The property was the most impressive aspect of this old house, and with 6 acres and 238 feet of frontage, the magnificence of the parcel could not be overstated. It was, and is, a most beautiful piece of land. But even the land is compromised, both by extreme slopes and by extreme frontage- the neighboring house is Angel’s Flight- a name that the property came upon honestly. Personally, I would have named that old neighboring estate Heart Attack Hill, but that’s why I write about real estate and I don’t offer naming services for lakefront estates. So the property that just sold was $7.95MM a few years ago and it was a large parcel of land limited somewhat by the active camp to the East and by the sloping nature of the land.
The catch here is that the property was never a $7.95MM property. While some estate parcels measuring the same size would indeed be worth that lofty sum, these parcels would be in different locations, chiefly, Snake Road or some stretch of South Lakeshore, or perhaps the sinewy little stretch of road that spans between Cedar Point and Pebble Point, that stretch were many large, worthy, estates lie. This property was not in such a strata, so $7.95MM was less a realistic price and more just a number. That’s why the market didn’t react well to the property for quite some time, at least until the asking price was cut in half late last summer. Josh Flagg would have you believe that horses and champagne bottles as large as SCUD missiles are the key to selling houses. This sale suggests that the way to sell a house is to cut the price by more than half.
And that’s why we must try to put this sale far away from anyone. The property closed this week for $3.25MM. For six acres and 238′ of frontage. Granted the lot was somewhat limited, but still. That’s a heck of a parcel for that money no matter how you slice it. The sale now begs the question: What will this do to the market? The answer is: nothing. It’s a great sale not because it’s low but because it’s just that, a sale. All sales are good, even if they don’t involve me (which this one didn’t). To remove a property from generational, apparent disinterested ownership is a good thing, particularly when the MLS signals that it was a cash sale, as many of these lakefront deals tend to be. Strong ownership creates strong market conditions, and those are the conditions that we seek.
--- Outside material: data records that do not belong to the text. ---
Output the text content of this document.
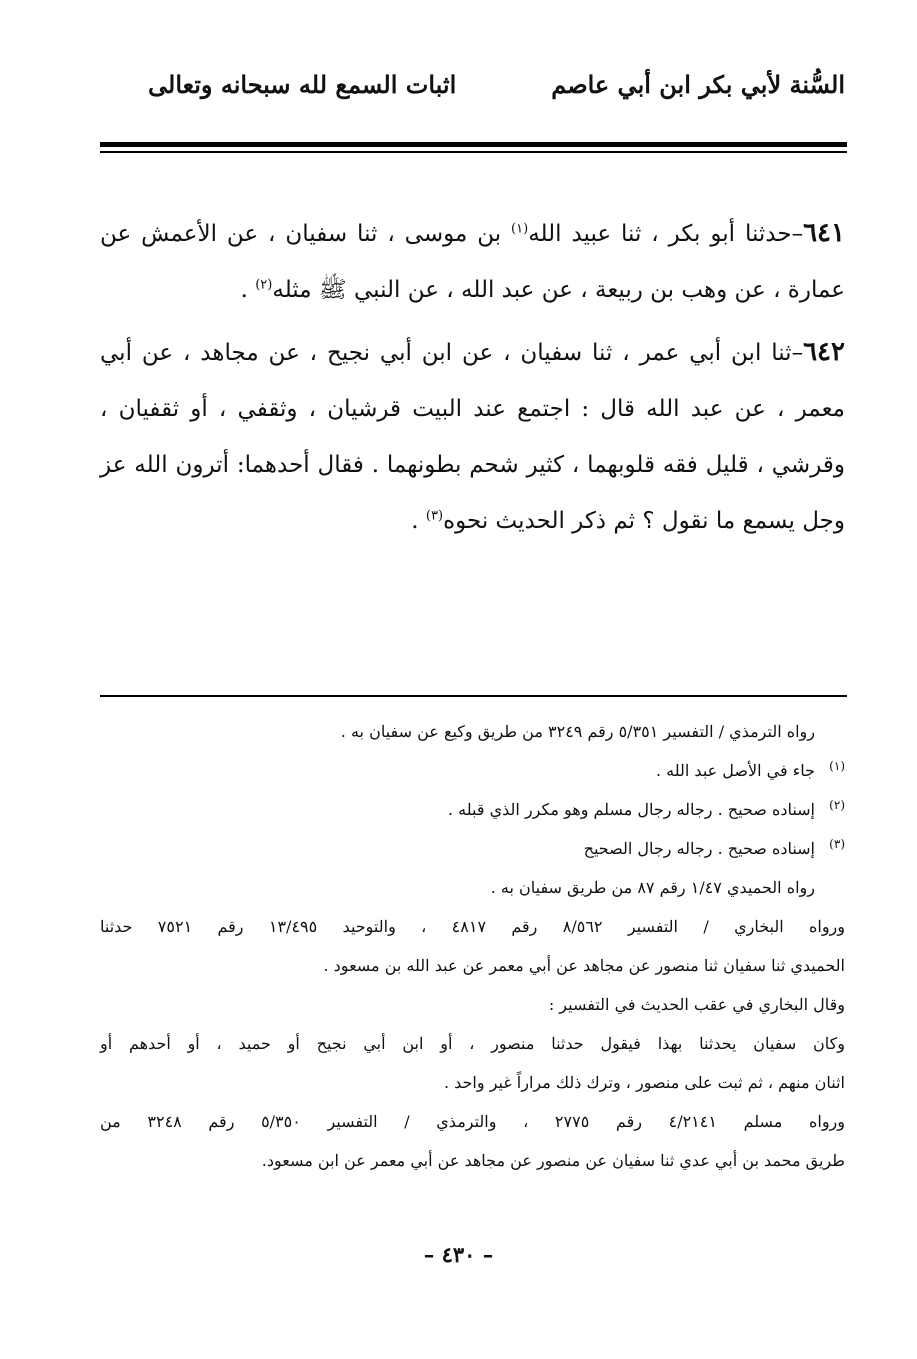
السُّنة لأبي بكر ابن أبي عاصم
اثبات السمع لله سبحانه وتعالى

٦٤١–حدثنا أبو بكر ، ثنا عبيد الله$^{(١)}$ بن موسى ، ثنا سفيان ، عن الأعمش عن عمارة ، عن وهب بن ربيعة ، عن عبد الله ، عن النبي ﷺ مثله$^{(٢)}$ .

٦٤٢–ثنا ابن أبي عمر ، ثنا سفيان ، عن ابن أبي نجيح ، عن مجاهد ، عن أبي معمر ، عن عبد الله قال : اجتمع عند البيت قرشيان ، وثقفي ، أو ثقفيان ، وقرشي ، قليل فقه قلوبهما ، كثير شحم بطونهما . فقال أحدهما: أترون الله عز وجل يسمع ما نقول ؟ ثم ذكر الحديث نحوه$^{(٣)}$ .

رواه الترمذي / التفسير ٥/٣٥١ رقم ٣٢٤٩ من طريق وكيع عن سفيان به .

(١)
جاء في الأصل عبد الله .

(٢)
إسناده صحيح . رجاله رجال مسلم وهو مكرر الذي قبله .

(٣)
إسناده صحيح . رجاله رجال الصحيح

رواه الحميدي ١/٤٧ رقم ٨٧ من طريق سفيان به .

ورواه البخاري / التفسير ٨/٥٦٢ رقم ٤٨١٧ ، والتوحيد ١٣/٤٩٥ رقم ٧٥٢١ حدثنا

الحميدي ثنا سفيان ثنا منصور عن مجاهد عن أبي معمر عن عبد الله بن مسعود .

وقال البخاري في عقب الحديث في التفسير :

وكان سفيان يحدثنا بهذا فيقول حدثنا منصور ، أو ابن أبي نجيح أو حميد ، أو أحدهم أو

اثنان منهم ، ثم ثبت على منصور ، وترك ذلك مراراً غير واحد .

ورواه مسلم ٤/٢١٤١ رقم ٢٧٧٥ ، والترمذي / التفسير ٥/٣٥٠ رقم ٣٢٤٨ من

طريق محمد بن أبي عدي ثنا سفيان عن منصور عن مجاهد عن أبي معمر عن ابن مسعود.

– ٤٣٠ –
So for now, any attempt to quarantine this sale will be in vain. Buyers will point to it even while sellers point away from it. Look, a squirrel! It won’t work. The comp is fact now, and it will have to be dealt with. Thankfully, I don’t see it as mattering much. The property was large but the location wasn’t marquee, and one sale of this sort doesn’t create a market. The sale will simply be filed under “Strange” and we’ll move on.